A study supported by the National Institute for Health Research (NIHR), Leicester Biomedical Research Centre (BRC) and NIHR Applied Research Collaboration East Midlands (ARC EM) into the effects of a vegan diet in people with or at risk of developing type 2 diabetes has concluded that a plant-based lifestyle may help control blood glucose levels.
Researchers on the “Plant Your Health” study looked at whether a vegan diet could reduce the production of TMAO as well as improve blood sugar control in the body, and therefore reduce the risk of symptoms of type 2 diabetes.
TMAO (or trimethylamine N-oxide) is a molecule produced when food, particularly from animal sources, is broken down in the gut.
Its presence is associated with an increased risk of heart disease, which is often linked to type 2 diabetes.
The study followed 23 individuals who either had or were at risk of developing type 2 diabetes, or whose weight was defined as clinically obese.

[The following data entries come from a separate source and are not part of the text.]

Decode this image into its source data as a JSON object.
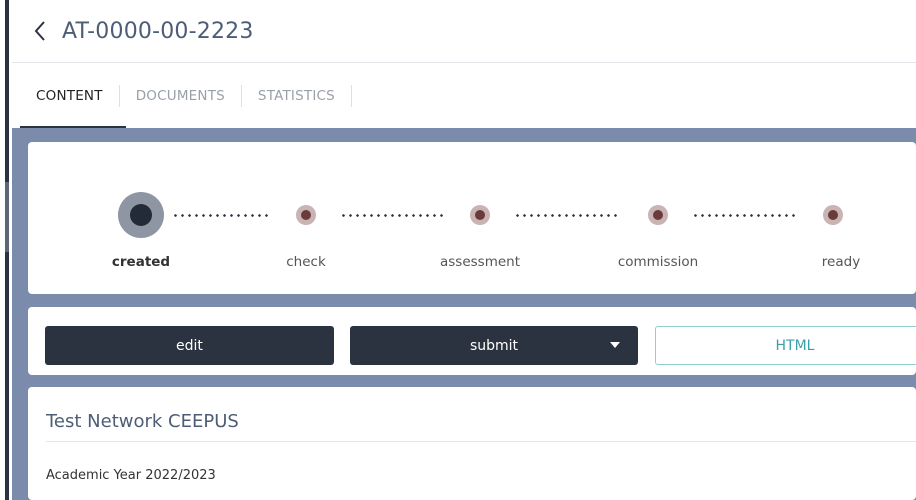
{
  "header": {
    "title": "AT-0000-00-2223"
  },
  "tabs": [
    {
      "label": "CONTENT",
      "active": true
    },
    {
      "label": "DOCUMENTS",
      "active": false
    },
    {
      "label": "STATISTICS",
      "active": false
    }
  ],
  "stepper": {
    "steps": [
      {
        "label": "created",
        "current": true
      },
      {
        "label": "check",
        "current": false
      },
      {
        "label": "assessment",
        "current": false
      },
      {
        "label": "commission",
        "current": false
      },
      {
        "label": "ready",
        "current": false
      }
    ]
  },
  "actions": {
    "edit_label": "edit",
    "submit_label": "submit",
    "html_label": "HTML"
  },
  "info": {
    "network_title": "Test Network CEEPUS",
    "academic_year": "Academic Year 2022/2023"
  },
  "colors": {
    "dark": "#2b3340",
    "accent_teal": "#3aa0a8",
    "background_blue": "#7b8bab",
    "title": "#4e5d76"
  }
}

Participants were given a full health check, including TMAO, blood sugar and cholesterol levels. They were then asked to swap their regular meals with like-for-like vegan equivalents over a period of eight weeks and encouraged to keep their physical activity the same.
The researchers found that on average TMAO levels in participants almost halved after just one week, and remained relatively steady at eight weeks.

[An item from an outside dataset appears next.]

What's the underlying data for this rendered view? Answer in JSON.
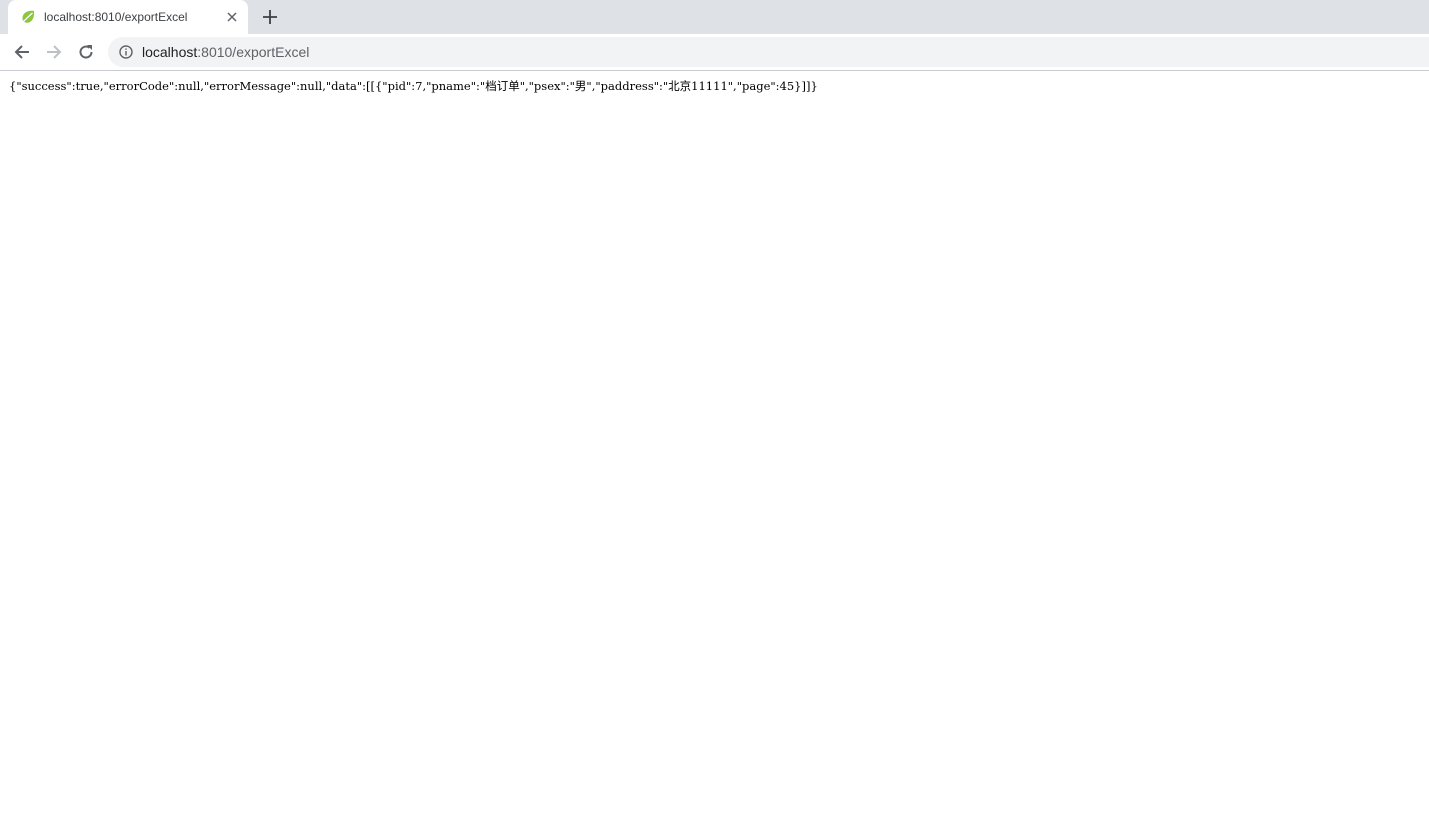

However, when participants switched back to their regular diets at the end of the study, TMAO levels had rebounded to their original levels four weeks later.
Blood glucose levels were also found to decrease at weeks one and eight.
Professor Tom Yates, a professor of physical activity and sedentary behaviour at Leicester University, and co-author on the study, said: “Recent research into the causes of type 2 diabetes has found a strong association between a molecule in the blood called TMAO and increased risk of heart disease.
“TMAO is produced as a by-product of how certain foods are broken down in the gut and has been associated with an increase in the build up of plaque in the arteries, which can lead to heart problems.
“Research has found that TMAO is particularly linked to animal products in the diet such as red meat, eggs and dairy.
“Due to the increased risk of patients with type 2 diabetes also developing heart disease, research suggests that there is a connection between diet, type 2 diabetes and heart functioning.”
Dr Stavroula Argyridou, a registered dietitian who conducted the research, said: “Our findings suggest that a vegan diet could be an effective strategy for reducing TMAO and blood sugar levels in individuals with or at high risk of type 2 diabetes.
“This means it could provide a suitable alternative to a conventional diet that is usually recommended for people with type 2 diabetes. We would need to widen participation to see if these initially promising results are replicated in larger groups of patients, over a longer period of time, and with a control group.”